The Paradoxes of Writing

Writing is like trying to dig to the center of the earth. It’s not long before you realize you’ll never quite reach your objective, no matter how much optimism you had when you first broke ground. Still, encouraged by the artifacts you’ve already uncovered, you resolve to keep digging. An accidental archaeologist!

The soil beneath your feet all along littered with buried treasure, at times you’re so exhilarated that you feel called to share your discoveries.

This can be a bad idea.

Early insights often age poorly. The dinosaur bone displayed proudly on your shelf can, as you slowly amass reference books on the topic, begin to resemble a discarded chicken wing.
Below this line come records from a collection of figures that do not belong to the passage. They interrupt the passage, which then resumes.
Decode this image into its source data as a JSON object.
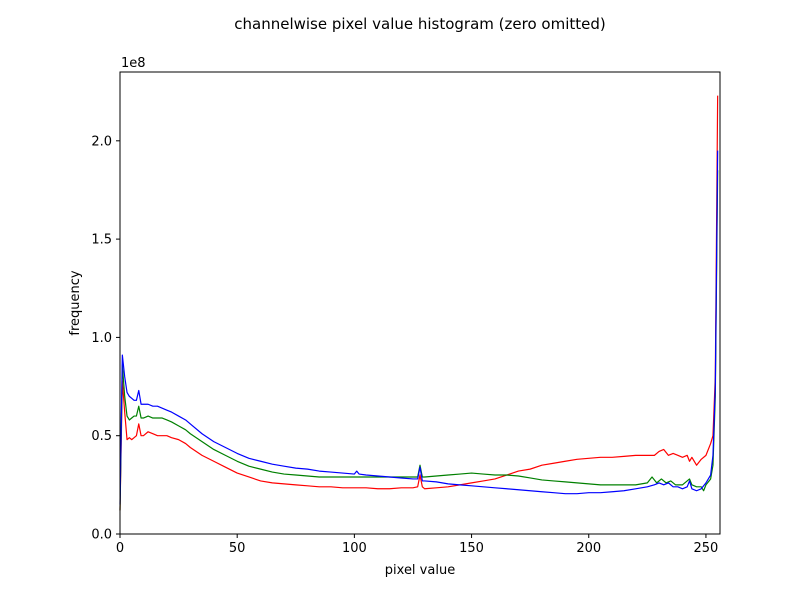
{
  "chart_data": {
    "type": "line",
    "title": "channelwise pixel value histogram (zero omitted)",
    "xlabel": "pixel value",
    "ylabel": "frequency",
    "y_offset_label": "1e8",
    "xlim": [
      0,
      256
    ],
    "ylim": [
      0,
      2.35
    ],
    "y_unit_multiplier": 100000000,
    "x_ticks": [
      0,
      50,
      100,
      150,
      200,
      250
    ],
    "x_tick_labels": [
      "0",
      "50",
      "100",
      "150",
      "200",
      "250"
    ],
    "y_ticks": [
      0,
      0.5,
      1.0,
      1.5,
      2.0
    ],
    "y_tick_labels": [
      "0.0",
      "0.5",
      "1.0",
      "1.5",
      "2.0"
    ],
    "grid": false,
    "legend": "none",
    "series": [
      {
        "color": "#ff0000",
        "points": [
          [
            0,
            0.12
          ],
          [
            1,
            0.78
          ],
          [
            2,
            0.62
          ],
          [
            3,
            0.48
          ],
          [
            4,
            0.49
          ],
          [
            5,
            0.48
          ],
          [
            6,
            0.49
          ],
          [
            7,
            0.5
          ],
          [
            8,
            0.56
          ],
          [
            9,
            0.5
          ],
          [
            10,
            0.5
          ],
          [
            12,
            0.52
          ],
          [
            14,
            0.51
          ],
          [
            16,
            0.5
          ],
          [
            18,
            0.5
          ],
          [
            20,
            0.5
          ],
          [
            22,
            0.49
          ],
          [
            25,
            0.48
          ],
          [
            28,
            0.46
          ],
          [
            30,
            0.44
          ],
          [
            35,
            0.4
          ],
          [
            40,
            0.37
          ],
          [
            45,
            0.34
          ],
          [
            50,
            0.31
          ],
          [
            55,
            0.29
          ],
          [
            60,
            0.27
          ],
          [
            65,
            0.26
          ],
          [
            70,
            0.255
          ],
          [
            75,
            0.25
          ],
          [
            80,
            0.245
          ],
          [
            85,
            0.24
          ],
          [
            90,
            0.24
          ],
          [
            95,
            0.235
          ],
          [
            100,
            0.235
          ],
          [
            105,
            0.235
          ],
          [
            110,
            0.23
          ],
          [
            115,
            0.23
          ],
          [
            120,
            0.235
          ],
          [
            125,
            0.235
          ],
          [
            127,
            0.24
          ],
          [
            128,
            0.3
          ],
          [
            129,
            0.24
          ],
          [
            130,
            0.23
          ],
          [
            135,
            0.235
          ],
          [
            140,
            0.24
          ],
          [
            145,
            0.25
          ],
          [
            150,
            0.26
          ],
          [
            155,
            0.27
          ],
          [
            160,
            0.28
          ],
          [
            165,
            0.3
          ],
          [
            170,
            0.32
          ],
          [
            175,
            0.33
          ],
          [
            180,
            0.35
          ],
          [
            185,
            0.36
          ],
          [
            190,
            0.37
          ],
          [
            195,
            0.38
          ],
          [
            200,
            0.385
          ],
          [
            205,
            0.39
          ],
          [
            210,
            0.39
          ],
          [
            215,
            0.395
          ],
          [
            220,
            0.4
          ],
          [
            225,
            0.4
          ],
          [
            228,
            0.4
          ],
          [
            230,
            0.42
          ],
          [
            232,
            0.43
          ],
          [
            234,
            0.4
          ],
          [
            236,
            0.41
          ],
          [
            238,
            0.4
          ],
          [
            240,
            0.39
          ],
          [
            242,
            0.4
          ],
          [
            243,
            0.37
          ],
          [
            244,
            0.39
          ],
          [
            246,
            0.35
          ],
          [
            248,
            0.38
          ],
          [
            250,
            0.4
          ],
          [
            252,
            0.46
          ],
          [
            253,
            0.5
          ],
          [
            254,
            0.8
          ],
          [
            255,
            2.23
          ]
        ]
      },
      {
        "color": "#008000",
        "points": [
          [
            0,
            0.12
          ],
          [
            1,
            0.86
          ],
          [
            2,
            0.7
          ],
          [
            3,
            0.6
          ],
          [
            4,
            0.58
          ],
          [
            5,
            0.59
          ],
          [
            6,
            0.6
          ],
          [
            7,
            0.6
          ],
          [
            8,
            0.65
          ],
          [
            9,
            0.59
          ],
          [
            10,
            0.59
          ],
          [
            12,
            0.6
          ],
          [
            14,
            0.59
          ],
          [
            16,
            0.59
          ],
          [
            18,
            0.59
          ],
          [
            20,
            0.58
          ],
          [
            22,
            0.57
          ],
          [
            25,
            0.55
          ],
          [
            28,
            0.53
          ],
          [
            30,
            0.51
          ],
          [
            35,
            0.47
          ],
          [
            40,
            0.43
          ],
          [
            45,
            0.4
          ],
          [
            50,
            0.37
          ],
          [
            55,
            0.345
          ],
          [
            60,
            0.33
          ],
          [
            65,
            0.315
          ],
          [
            70,
            0.305
          ],
          [
            75,
            0.3
          ],
          [
            80,
            0.295
          ],
          [
            85,
            0.29
          ],
          [
            90,
            0.29
          ],
          [
            95,
            0.29
          ],
          [
            100,
            0.29
          ],
          [
            105,
            0.29
          ],
          [
            110,
            0.29
          ],
          [
            115,
            0.29
          ],
          [
            120,
            0.29
          ],
          [
            125,
            0.29
          ],
          [
            127,
            0.29
          ],
          [
            128,
            0.35
          ],
          [
            129,
            0.29
          ],
          [
            130,
            0.29
          ],
          [
            135,
            0.295
          ],
          [
            140,
            0.3
          ],
          [
            145,
            0.305
          ],
          [
            150,
            0.31
          ],
          [
            155,
            0.305
          ],
          [
            160,
            0.3
          ],
          [
            165,
            0.3
          ],
          [
            170,
            0.295
          ],
          [
            175,
            0.285
          ],
          [
            180,
            0.275
          ],
          [
            185,
            0.27
          ],
          [
            190,
            0.265
          ],
          [
            195,
            0.26
          ],
          [
            200,
            0.255
          ],
          [
            205,
            0.25
          ],
          [
            210,
            0.25
          ],
          [
            215,
            0.25
          ],
          [
            220,
            0.25
          ],
          [
            225,
            0.26
          ],
          [
            227,
            0.29
          ],
          [
            229,
            0.26
          ],
          [
            231,
            0.28
          ],
          [
            233,
            0.26
          ],
          [
            235,
            0.27
          ],
          [
            237,
            0.25
          ],
          [
            240,
            0.25
          ],
          [
            243,
            0.28
          ],
          [
            244,
            0.25
          ],
          [
            246,
            0.24
          ],
          [
            248,
            0.24
          ],
          [
            249,
            0.22
          ],
          [
            250,
            0.25
          ],
          [
            252,
            0.28
          ],
          [
            253,
            0.35
          ],
          [
            254,
            0.7
          ],
          [
            255,
            1.85
          ]
        ]
      },
      {
        "color": "#0000ff",
        "points": [
          [
            0,
            0.15
          ],
          [
            1,
            0.91
          ],
          [
            2,
            0.8
          ],
          [
            3,
            0.72
          ],
          [
            4,
            0.7
          ],
          [
            5,
            0.69
          ],
          [
            6,
            0.68
          ],
          [
            7,
            0.68
          ],
          [
            8,
            0.73
          ],
          [
            9,
            0.66
          ],
          [
            10,
            0.66
          ],
          [
            12,
            0.66
          ],
          [
            14,
            0.65
          ],
          [
            16,
            0.65
          ],
          [
            18,
            0.64
          ],
          [
            20,
            0.63
          ],
          [
            22,
            0.62
          ],
          [
            25,
            0.6
          ],
          [
            28,
            0.58
          ],
          [
            30,
            0.56
          ],
          [
            35,
            0.51
          ],
          [
            40,
            0.47
          ],
          [
            45,
            0.44
          ],
          [
            50,
            0.41
          ],
          [
            55,
            0.385
          ],
          [
            60,
            0.37
          ],
          [
            65,
            0.355
          ],
          [
            70,
            0.345
          ],
          [
            75,
            0.335
          ],
          [
            80,
            0.33
          ],
          [
            85,
            0.32
          ],
          [
            90,
            0.315
          ],
          [
            95,
            0.31
          ],
          [
            100,
            0.305
          ],
          [
            101,
            0.32
          ],
          [
            102,
            0.305
          ],
          [
            105,
            0.3
          ],
          [
            110,
            0.295
          ],
          [
            115,
            0.29
          ],
          [
            120,
            0.285
          ],
          [
            125,
            0.28
          ],
          [
            127,
            0.28
          ],
          [
            128,
            0.34
          ],
          [
            129,
            0.27
          ],
          [
            130,
            0.27
          ],
          [
            135,
            0.265
          ],
          [
            140,
            0.255
          ],
          [
            145,
            0.25
          ],
          [
            150,
            0.245
          ],
          [
            155,
            0.24
          ],
          [
            160,
            0.235
          ],
          [
            165,
            0.23
          ],
          [
            170,
            0.225
          ],
          [
            175,
            0.22
          ],
          [
            180,
            0.215
          ],
          [
            185,
            0.21
          ],
          [
            190,
            0.205
          ],
          [
            195,
            0.205
          ],
          [
            200,
            0.21
          ],
          [
            205,
            0.21
          ],
          [
            210,
            0.215
          ],
          [
            215,
            0.22
          ],
          [
            220,
            0.23
          ],
          [
            225,
            0.24
          ],
          [
            228,
            0.25
          ],
          [
            230,
            0.26
          ],
          [
            232,
            0.25
          ],
          [
            234,
            0.26
          ],
          [
            236,
            0.24
          ],
          [
            238,
            0.24
          ],
          [
            240,
            0.23
          ],
          [
            242,
            0.24
          ],
          [
            243,
            0.27
          ],
          [
            244,
            0.23
          ],
          [
            246,
            0.22
          ],
          [
            248,
            0.23
          ],
          [
            250,
            0.26
          ],
          [
            252,
            0.3
          ],
          [
            253,
            0.4
          ],
          [
            254,
            0.75
          ],
          [
            255,
            1.95
          ]
        ]
      }
    ]
  }
}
When, weeks later, you uncover a tattered KFC bucket a few layers of earth down, you quietly trash the bone and tell your friends it was stolen and that you don’t want to talk about it.

I say all this because any time I sit down to write about craft, the winds of future embarrassment creep across the back of my neck. In the long run, I think it’s better to share without shame – but it’s nonetheless good to acknowledge the absurdity implicit in a relative novice doling out advice on any subject, not least of all the (cue angelic chorus) “Craft of Writing.”

Self-protection aside, I’ve collected enough of these “paradoxes” from mentors, teachers, and my own experimentation that I feel compelled to put them down somewhere. They’re not all proper contradictions – some are merely counterintuitive (to me at least). If I were a better writer I’d come up with a better title. As it stands, “The Paradoxes of Writing” had a nice ring to it.

The Paradoxes of Writing

  1. To write well, you must first write poorly.
  2. Complex is crude. Simple is sophisticated.
  3. Progress comes rarely from the addition of good ideas, and frequently from the removal of bad ones.
  4. “Better” is your only goalpost, and you’ll never hit it.
  5. You may have written it, but it belongs to the reader.
  6. To develop your voice, exercise your ear.
  7. Don’t cling to your opinions – nobody cares. (But never them go – they’re all you have).
  8. Hope leads inevitably to despair.
  9. If it ain’t true, it had better be honest.
  10. The masters are nothing more than absurdly good at the basics.

These are in no particular order. I hope to add items to this list as time goes on. And those which I later discover to be chicken bones, I vow to quietly remove.